Colunas de Hércules II – O regresso


São 18h15. Soltam-se as amarras. O som dos motores em crescendo não engana, três horas depois vai iniciar a viagem de regresso à Europa. Passamos lentamente por um torreão ainda dentro do porto de Ceuta, e, à saída desse mesmo porto, uma estátua de Hércules a empurrar duas colunas com os ombros despede-se de nós e deseja-nos boa viagem. Para trás fica Ceuta, já toda iluminada pelas luzes nocturnas. À frente fica Gibraltar, ainda longe da vista mas já entranhada no pensamento.



São 18h30. O meu plano inicial de ver o pôr do sol no barco a meio do estreito saiu furado. A noite aproxima-se rapidamente e, apesar de não ser um choque para mim descobrir que a Terra não alterou a sua velocidade de rotação para ceder aos meus caprichos, confesso que fiquei um pouco triste.


São 18h35. O vento e o frio são cortantes. O casaco ficou no carro em Algeciras de maneira que a camisa azul é a minha única linha de defesa contra uma temperatura que já é inferior a 10º C. O frio causa uma dor de certa forma libertadora. Os músculos contraem e o corpo treme, os pêlos eriçam e a pele fica arroxeada. Ainda há 40 minutos de viagem pela frente mas a vontade de me render ao canto das sereias, que desde os tempos de Ulisses se transformaram em poltronas confortáveis, reclináveis e climatizadas, não é nenhuma. Passeio pelo convés superior contando as luzes distantes dos navios e sorrio ao compreender a pulsão irresistível que tantos dos meus antepassados sentiram pelo mar.

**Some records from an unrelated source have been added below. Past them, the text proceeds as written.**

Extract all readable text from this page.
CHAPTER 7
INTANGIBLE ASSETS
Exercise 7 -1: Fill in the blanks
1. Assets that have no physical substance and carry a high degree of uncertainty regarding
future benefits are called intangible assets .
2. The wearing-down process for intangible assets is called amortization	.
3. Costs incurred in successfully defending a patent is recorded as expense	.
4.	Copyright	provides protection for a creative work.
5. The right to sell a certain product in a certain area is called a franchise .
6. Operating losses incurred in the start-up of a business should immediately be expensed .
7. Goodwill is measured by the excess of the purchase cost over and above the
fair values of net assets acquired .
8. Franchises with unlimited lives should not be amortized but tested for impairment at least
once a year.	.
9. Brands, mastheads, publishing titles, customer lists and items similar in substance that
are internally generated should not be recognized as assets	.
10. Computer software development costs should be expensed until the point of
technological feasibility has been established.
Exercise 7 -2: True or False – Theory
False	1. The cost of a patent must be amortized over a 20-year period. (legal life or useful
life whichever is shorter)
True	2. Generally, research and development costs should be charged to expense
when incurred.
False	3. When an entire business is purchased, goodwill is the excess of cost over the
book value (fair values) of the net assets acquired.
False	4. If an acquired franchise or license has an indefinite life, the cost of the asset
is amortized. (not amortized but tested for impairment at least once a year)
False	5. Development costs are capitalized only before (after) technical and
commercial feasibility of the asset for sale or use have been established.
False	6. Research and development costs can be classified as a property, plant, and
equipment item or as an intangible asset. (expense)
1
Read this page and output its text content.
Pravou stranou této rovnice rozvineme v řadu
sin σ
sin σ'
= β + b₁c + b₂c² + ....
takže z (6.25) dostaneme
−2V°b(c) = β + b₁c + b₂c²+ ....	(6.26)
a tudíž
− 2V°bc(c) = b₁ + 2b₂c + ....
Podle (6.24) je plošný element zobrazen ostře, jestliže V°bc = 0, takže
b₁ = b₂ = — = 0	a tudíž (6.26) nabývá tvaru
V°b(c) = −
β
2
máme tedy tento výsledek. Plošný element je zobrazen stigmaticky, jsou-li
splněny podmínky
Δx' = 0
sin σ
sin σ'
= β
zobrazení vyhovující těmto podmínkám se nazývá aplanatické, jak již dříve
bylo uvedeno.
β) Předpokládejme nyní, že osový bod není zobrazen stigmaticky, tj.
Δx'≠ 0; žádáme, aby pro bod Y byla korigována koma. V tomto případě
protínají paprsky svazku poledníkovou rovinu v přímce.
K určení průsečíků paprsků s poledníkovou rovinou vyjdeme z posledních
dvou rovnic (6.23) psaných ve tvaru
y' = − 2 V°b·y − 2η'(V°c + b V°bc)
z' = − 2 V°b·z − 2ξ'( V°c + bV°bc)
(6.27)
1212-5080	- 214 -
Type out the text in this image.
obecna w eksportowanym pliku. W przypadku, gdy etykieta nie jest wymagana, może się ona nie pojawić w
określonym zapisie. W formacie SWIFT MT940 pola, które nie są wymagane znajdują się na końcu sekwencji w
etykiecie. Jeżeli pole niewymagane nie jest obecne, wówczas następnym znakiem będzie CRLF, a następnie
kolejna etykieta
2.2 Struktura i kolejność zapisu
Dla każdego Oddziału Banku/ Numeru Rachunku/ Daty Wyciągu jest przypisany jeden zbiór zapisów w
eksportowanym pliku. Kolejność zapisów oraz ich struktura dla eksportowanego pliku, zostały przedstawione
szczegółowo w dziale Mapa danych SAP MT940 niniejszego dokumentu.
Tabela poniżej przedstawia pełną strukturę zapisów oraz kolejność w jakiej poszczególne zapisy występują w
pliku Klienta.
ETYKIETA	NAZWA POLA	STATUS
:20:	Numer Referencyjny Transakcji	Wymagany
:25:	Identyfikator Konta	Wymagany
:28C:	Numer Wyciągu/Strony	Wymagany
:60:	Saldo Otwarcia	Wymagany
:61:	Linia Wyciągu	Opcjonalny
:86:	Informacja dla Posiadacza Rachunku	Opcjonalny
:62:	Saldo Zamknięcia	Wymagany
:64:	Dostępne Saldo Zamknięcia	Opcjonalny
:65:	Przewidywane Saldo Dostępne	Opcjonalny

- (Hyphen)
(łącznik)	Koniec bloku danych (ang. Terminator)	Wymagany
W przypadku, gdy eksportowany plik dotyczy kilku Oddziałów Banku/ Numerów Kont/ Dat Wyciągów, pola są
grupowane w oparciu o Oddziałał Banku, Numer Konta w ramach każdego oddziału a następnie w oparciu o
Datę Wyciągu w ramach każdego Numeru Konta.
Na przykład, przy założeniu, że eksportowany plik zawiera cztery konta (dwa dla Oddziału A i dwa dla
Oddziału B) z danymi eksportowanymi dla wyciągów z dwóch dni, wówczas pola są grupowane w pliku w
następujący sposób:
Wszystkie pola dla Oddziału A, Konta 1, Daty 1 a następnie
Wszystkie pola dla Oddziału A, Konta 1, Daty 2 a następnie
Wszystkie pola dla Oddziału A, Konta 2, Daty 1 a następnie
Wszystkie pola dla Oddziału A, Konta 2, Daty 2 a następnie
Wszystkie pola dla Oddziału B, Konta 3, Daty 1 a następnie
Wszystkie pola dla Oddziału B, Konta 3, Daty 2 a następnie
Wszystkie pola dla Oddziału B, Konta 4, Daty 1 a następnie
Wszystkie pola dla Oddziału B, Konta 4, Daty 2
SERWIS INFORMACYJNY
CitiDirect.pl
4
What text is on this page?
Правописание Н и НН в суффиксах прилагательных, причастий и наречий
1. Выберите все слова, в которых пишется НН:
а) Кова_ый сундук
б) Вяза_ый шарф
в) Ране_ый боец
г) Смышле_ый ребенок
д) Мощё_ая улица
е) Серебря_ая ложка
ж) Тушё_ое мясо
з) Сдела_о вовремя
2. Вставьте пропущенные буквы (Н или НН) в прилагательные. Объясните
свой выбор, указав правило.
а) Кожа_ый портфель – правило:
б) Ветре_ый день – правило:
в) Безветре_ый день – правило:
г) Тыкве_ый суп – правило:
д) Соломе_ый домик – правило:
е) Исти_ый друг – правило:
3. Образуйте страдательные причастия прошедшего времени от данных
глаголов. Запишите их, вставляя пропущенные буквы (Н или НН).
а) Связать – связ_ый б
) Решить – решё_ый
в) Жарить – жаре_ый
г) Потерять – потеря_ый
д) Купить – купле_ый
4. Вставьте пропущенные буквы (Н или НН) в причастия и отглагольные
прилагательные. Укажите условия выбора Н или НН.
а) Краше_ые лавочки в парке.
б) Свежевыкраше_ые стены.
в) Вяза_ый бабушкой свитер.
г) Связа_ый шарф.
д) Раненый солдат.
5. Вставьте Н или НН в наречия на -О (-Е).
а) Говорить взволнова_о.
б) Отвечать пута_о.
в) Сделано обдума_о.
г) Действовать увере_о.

São 18h45. Enrolo-me à frente da chaminé que vem directamente da casa das máquinas. Sinto nas costas o bafo quente que vem do motor que empurra o barco de regresso à Europa. Se a dor causada pelo frio é libertadora, este calor que me invade os poros é redentor. Finalmente encontrei um aliado para a minha luta contra a tentação de me recolher ao interior.


São 18h50. Atropelado pelo frio que vem de frente e aconchegado pelo bafo quente que vem de trás fecho os olhos com a sensação que o meu corpo se transformou num campo de batalha entre dois inimigos irreconciliáveis. É aqui que a noite me encontra.


São 19h20. Abro os olhos. A noite caiu e olha de forma arrogante para o barco que segue imperturbável o seu rumo. Sobre mim há um céu abobado de estrelas, entre as quais a “minha” constelação, Orion. Abandono a minha fortaleza à procura de ar livre de monóxido de carbono e entrego-me desprotegido ao frio. “O Rochedo” está ao meu lado direito e em frente as luzes do porto de Algeciras indicam a proximidade do destino final. Volto para o meu refúgio térmico. Está quase. Voltarei a pisar solo europeu em breve.


São 19h30. Depois de uma sedutora aproximação, barco e cais encontram-se num breve e fugaz carinho. Vou sair. Gibraltar espera-me.